February 12th, 2007 by Chandler Howell

From a New York TV channel’s news site:

Several Brooklyn residents woke up to find their street empty — because someone had posted a No Parking sign and police had towed their rides.

The sign, which bans parking on a street in the DUMBO neighborhood from 8 a.m. to 6 p.m. weekdays, mysteriously appeared Monday or Tuesday, residents said, and then police started ticketing and towing cars parked there.

But the Department of Transportation says there aren’t any parking restrictions in the area and it doesn’t know who posted the placard, which looks official.

Resident David Bourgeois said he had to pay $205 to retrieve his Mini Cooper, with a $60 ticket on the windshield, from a police pound Wednesday after it was hauled away.

“It’s just outrageous,” he told the Daily News for Friday editions.

The DOT said it would try to dismiss the ticket — and take down the No Parking sign.

I especially like the statement that the DOT would “try to dismiss the ticket.” Hopefully they will do more than try, but if I were that guy, I wouldn’t get my hopes up.

I live in a zoned parking area (you must have a special sticker to park on the streets) here in downtown Chicago. We have often wondered what the results of a prank like this would be. While nobody would get towed, you could probably get a hundred cars ticketed without too much effort, and there’d be little to no chance of disputing it successfully.

I wouldn’t even need a proper sign. I could just forge and post paper “No parking” signs tied around trees but printed to match an official template which is little more than legal-sized heavy stock paper with red sans-serif printing. Getting an example would be trivial since they litter the trees & signs around any site of utility work, street work, or condo construction.

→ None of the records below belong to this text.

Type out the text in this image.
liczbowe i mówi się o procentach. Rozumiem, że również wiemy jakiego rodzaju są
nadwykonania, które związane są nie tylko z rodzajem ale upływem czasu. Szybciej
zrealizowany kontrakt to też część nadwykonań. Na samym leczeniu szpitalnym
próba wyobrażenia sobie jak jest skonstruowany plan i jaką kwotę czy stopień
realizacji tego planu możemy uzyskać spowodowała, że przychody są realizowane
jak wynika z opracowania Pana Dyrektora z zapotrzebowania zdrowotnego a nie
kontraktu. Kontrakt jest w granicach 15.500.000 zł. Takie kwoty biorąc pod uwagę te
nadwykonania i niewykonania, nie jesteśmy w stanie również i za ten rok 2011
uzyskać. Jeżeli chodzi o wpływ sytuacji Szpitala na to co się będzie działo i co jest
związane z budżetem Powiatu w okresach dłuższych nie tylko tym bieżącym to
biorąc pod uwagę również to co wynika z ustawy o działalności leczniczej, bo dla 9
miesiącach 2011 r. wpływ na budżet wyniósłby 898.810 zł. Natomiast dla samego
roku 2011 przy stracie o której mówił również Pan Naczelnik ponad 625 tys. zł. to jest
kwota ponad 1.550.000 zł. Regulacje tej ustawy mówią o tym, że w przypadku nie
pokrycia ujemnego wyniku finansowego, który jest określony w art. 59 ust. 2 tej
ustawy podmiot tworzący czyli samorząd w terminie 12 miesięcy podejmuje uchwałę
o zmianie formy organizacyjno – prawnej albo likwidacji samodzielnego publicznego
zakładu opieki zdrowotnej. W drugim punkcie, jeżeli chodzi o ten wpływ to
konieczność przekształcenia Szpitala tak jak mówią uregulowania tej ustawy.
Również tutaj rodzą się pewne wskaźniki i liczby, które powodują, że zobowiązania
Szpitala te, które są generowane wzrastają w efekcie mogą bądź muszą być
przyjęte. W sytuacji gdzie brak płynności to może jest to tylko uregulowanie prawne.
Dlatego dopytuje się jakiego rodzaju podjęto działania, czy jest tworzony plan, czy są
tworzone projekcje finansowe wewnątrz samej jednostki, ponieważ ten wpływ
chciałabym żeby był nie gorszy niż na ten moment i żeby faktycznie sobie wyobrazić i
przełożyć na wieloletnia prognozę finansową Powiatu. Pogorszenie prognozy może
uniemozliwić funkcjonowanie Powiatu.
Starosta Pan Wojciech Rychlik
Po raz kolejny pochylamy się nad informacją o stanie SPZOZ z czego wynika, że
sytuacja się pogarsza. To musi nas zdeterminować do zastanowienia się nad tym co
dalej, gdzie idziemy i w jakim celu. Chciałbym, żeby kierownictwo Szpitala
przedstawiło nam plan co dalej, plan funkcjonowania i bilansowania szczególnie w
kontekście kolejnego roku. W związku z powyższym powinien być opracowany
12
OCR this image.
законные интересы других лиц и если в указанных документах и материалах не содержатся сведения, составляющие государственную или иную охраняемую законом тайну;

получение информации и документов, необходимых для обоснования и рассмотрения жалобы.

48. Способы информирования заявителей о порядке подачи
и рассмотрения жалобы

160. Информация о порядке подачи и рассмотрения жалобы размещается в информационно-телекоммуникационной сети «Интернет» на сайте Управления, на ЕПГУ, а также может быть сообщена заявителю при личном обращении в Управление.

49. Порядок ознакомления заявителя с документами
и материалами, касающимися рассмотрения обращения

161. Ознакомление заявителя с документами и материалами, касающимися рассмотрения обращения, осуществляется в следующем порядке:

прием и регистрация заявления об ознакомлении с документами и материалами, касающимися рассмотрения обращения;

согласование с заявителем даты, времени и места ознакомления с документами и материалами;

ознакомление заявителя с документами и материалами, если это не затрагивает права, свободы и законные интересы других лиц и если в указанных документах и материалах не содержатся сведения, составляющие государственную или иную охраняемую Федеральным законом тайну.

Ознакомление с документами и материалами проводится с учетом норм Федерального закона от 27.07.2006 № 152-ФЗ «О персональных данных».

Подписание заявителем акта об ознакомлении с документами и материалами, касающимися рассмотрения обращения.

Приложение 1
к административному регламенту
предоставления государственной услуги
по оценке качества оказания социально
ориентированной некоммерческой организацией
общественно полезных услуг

Yet another example of people unthinkingly trusting something was authoritative (in this case a sign) when it was not. Fortunately, the impact of this one was relatively minor. Unfortunately, there seems to be an upsurge “false flag” operations by serious criminals, terrorists, and resistance fighters.

I think this is symptomatic of the overall state of information overload that most people operate in all the time. As a result, any input which can be abstracted to a simple symbol (e.g. authority) immediately is, rather than considering whether or not it really makes sense. As a result, things are able to get out seriously out of control, by which time it’s too late for the victim to effectively react.